I last came to Chicago 29 years ago. Back then I was struggling with a lack of education, emotional intelligence and money. At least one of them isn’t so much of a problem now, so it’s good to be back, even if it’s a bit of a bump after New York, not least because it’s a lot colder and (sorry, I have to say it) windier.
In the stuff of classic literary dystopias, when I arrived yesterday I got on the wrong train and found myself in a neighbourhood where I got a taste of what I’ve seen a lot more of today. I met up with Herman Bonner, a local tenant activist I’ve known for a few years and he and some of his fellow campaigners gave me a guided tour of the South Side. When it covers US urban blight, the UK media tends to focus on Detroit or Cleveland, but the scale of abandonment in South Side Chicago has to be seen to be believed. Moreover, it predates the 2007/08 crash and has been deliberately engineered by public policy.

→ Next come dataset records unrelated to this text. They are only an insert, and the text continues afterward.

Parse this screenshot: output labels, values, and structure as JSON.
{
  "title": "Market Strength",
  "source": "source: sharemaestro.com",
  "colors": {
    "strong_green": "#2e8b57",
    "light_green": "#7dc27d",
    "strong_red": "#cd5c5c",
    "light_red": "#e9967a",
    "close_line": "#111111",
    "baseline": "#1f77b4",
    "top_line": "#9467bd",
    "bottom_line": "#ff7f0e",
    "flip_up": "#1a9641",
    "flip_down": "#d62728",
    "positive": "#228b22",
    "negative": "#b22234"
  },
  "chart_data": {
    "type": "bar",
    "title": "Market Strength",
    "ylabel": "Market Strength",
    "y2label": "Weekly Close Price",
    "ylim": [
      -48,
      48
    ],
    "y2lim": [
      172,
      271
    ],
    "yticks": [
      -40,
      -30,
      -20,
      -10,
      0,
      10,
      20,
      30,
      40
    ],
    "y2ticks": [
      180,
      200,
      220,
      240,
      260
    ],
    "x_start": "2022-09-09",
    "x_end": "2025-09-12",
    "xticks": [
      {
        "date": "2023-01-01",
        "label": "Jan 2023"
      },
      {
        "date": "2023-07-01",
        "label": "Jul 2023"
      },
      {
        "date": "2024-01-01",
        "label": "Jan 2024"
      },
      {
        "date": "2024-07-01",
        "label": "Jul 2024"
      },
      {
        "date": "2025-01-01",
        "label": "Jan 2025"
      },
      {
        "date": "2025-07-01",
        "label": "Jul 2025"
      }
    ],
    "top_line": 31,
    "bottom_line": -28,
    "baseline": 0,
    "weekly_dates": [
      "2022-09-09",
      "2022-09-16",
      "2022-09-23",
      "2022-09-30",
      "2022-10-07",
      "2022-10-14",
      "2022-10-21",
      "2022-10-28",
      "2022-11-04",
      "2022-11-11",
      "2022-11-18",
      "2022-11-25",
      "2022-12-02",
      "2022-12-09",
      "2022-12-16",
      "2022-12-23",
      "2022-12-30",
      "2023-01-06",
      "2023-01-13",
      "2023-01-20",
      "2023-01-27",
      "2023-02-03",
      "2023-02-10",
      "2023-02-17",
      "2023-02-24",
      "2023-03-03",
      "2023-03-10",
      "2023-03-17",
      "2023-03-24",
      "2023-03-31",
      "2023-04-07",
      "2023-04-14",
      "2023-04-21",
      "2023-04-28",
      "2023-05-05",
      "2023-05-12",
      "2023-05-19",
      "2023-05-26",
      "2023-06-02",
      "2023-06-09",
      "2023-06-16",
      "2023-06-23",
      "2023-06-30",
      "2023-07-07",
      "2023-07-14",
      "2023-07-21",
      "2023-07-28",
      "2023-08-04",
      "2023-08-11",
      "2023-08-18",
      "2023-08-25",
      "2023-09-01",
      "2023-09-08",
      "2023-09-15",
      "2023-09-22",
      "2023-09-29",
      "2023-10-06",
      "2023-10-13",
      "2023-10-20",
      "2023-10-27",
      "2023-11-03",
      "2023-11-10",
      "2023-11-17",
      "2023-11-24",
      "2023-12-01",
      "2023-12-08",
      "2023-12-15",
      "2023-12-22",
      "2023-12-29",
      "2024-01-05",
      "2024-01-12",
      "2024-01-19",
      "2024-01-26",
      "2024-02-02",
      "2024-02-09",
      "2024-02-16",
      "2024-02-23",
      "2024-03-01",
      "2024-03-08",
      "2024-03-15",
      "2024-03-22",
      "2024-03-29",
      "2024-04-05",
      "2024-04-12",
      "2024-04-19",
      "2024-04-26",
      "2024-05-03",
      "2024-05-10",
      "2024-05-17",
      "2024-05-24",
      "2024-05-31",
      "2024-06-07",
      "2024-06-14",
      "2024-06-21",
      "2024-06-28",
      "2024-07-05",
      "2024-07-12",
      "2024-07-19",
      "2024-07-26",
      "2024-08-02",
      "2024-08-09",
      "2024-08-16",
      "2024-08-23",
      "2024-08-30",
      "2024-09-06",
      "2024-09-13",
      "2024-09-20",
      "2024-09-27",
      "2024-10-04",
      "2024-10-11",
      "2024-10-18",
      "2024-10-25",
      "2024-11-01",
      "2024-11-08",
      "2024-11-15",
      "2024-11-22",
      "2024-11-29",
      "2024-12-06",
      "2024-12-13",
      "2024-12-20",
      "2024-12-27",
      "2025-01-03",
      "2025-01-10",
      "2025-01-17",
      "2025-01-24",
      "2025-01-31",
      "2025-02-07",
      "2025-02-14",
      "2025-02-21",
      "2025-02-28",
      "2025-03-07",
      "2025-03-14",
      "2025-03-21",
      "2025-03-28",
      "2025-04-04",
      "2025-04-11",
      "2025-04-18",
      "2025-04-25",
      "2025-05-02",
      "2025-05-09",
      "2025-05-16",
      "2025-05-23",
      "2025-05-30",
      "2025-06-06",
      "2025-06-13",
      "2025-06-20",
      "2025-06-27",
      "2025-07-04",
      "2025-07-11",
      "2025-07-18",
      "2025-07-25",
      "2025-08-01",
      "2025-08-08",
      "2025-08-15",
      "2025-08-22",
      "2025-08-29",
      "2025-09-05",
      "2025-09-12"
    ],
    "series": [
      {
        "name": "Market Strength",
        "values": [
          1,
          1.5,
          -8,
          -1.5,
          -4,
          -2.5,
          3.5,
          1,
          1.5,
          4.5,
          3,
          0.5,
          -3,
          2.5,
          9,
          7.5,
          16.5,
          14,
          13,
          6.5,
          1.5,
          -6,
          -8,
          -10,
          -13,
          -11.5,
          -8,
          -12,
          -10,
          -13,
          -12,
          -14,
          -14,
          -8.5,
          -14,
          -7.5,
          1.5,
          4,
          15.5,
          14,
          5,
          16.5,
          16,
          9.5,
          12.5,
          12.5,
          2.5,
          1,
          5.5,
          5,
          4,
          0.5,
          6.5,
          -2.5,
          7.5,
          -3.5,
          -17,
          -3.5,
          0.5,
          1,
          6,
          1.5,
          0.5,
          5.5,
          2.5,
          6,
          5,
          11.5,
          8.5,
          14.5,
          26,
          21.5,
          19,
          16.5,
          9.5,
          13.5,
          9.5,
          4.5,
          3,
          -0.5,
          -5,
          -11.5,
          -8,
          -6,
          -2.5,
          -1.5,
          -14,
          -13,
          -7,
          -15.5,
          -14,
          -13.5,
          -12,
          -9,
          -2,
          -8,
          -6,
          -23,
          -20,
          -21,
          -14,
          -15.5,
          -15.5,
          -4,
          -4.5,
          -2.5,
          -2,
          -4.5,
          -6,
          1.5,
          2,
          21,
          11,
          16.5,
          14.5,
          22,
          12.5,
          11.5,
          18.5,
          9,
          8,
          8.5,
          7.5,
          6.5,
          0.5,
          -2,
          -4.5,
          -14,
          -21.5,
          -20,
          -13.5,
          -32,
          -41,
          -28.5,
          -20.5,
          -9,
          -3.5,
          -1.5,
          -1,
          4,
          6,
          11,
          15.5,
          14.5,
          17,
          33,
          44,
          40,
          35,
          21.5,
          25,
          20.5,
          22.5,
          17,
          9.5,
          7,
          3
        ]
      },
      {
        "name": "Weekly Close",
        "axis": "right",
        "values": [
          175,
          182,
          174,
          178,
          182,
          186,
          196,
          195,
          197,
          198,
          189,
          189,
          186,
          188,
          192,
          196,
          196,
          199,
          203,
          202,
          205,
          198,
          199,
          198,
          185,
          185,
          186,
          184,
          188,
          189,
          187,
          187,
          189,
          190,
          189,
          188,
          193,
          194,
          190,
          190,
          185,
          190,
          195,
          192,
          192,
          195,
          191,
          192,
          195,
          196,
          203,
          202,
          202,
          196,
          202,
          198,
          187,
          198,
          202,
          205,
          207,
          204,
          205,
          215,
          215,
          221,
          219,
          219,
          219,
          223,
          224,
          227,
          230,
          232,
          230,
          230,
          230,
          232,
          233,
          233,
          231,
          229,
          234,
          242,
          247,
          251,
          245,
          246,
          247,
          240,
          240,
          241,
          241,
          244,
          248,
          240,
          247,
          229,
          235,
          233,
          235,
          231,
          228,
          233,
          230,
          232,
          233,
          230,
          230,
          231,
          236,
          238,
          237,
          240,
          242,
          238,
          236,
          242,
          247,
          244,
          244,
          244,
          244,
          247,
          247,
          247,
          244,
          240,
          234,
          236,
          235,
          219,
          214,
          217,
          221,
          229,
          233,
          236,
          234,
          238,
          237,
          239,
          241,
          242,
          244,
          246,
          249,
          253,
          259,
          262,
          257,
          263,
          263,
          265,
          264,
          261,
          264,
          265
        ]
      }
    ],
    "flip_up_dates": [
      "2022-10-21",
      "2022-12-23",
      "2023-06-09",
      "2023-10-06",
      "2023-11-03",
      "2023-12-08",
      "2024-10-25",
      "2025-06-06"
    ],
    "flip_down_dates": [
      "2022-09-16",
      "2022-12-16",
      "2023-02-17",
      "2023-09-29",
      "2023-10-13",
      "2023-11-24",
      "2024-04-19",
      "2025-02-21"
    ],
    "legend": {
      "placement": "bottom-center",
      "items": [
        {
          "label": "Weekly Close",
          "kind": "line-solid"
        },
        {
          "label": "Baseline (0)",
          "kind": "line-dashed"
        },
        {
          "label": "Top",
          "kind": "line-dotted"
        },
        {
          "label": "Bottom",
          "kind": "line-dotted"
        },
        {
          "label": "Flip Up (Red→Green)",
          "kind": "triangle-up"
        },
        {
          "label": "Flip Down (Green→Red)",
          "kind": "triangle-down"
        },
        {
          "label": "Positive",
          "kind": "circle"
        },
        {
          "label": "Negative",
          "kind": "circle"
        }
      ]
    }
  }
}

When I first met Herman today he showed me a photo on his phone of the street behind his home where a 15-year old boy is lying dead. He was one of 19 people killed in Chicago last weekend. There have been around 150 murders in the city this year. Herman, whose lived in the South Side all his life, explicitly links these deaths to the policy of demolishing public housing and its consequences.
Chicago was one of the first places in the US to start getting rid of its public housing. Some of the city’s ‘projects’ were among the biggest and most notorious in the country. Herman grew up in public housing and remembers it as the bedrock of a thriving black community that extended across the South Side ‘from State to Lake’ i.e. a substantial area between State Street on the east to Lake Michigan on the west. Since the 1990s, the south of Chicago has been subject to a ‘Plan for Transformation’ in which public housing, particularly high-rise blocks, was to be eradicated. Thousands of homes were destroyed and people displaced, but as Herman says, so was the social and economic infrastructure around them. As in Boston, Jersey City and New York public housing has been partially replaced with ‘mixed income’ developments, but in Chicago, massive gaps have been left in the urban fabric. Twenty years on, the huge Robert Taylor Homes site remains a succession of empty lots, but there are many more around the area where other public housing, local businesses and cultural landmarks used to be. This scene of dereliction is compounded by boarded-up family homes on every block, left empty by foreclosure. In the ultimate message to the South Side population that it no longer has a future in its own community, local schools have also been closed and left to crumble, forcing parents to send their children to schools outside the neighbourhood.
Herman’s theory is that this massive ‘transformative’ destablisation has shattered South Side’s social, as well as its physical, infrastructure. While in no way romanticising gangs, he argues that they operated within a settled territorial environment in which a certain degree of internal control existed. By awful contrast, Herman explains last Sunday’s killing of the 15-year old boy and the many other random deadly acts like it as the product of a place condemned to perpetual internal exile.
As if all of this wasn’t grotesque enough, on the final leg of our tour we drove past the heavily fortified home of another black South Side resident, the one who splits his time with the White House.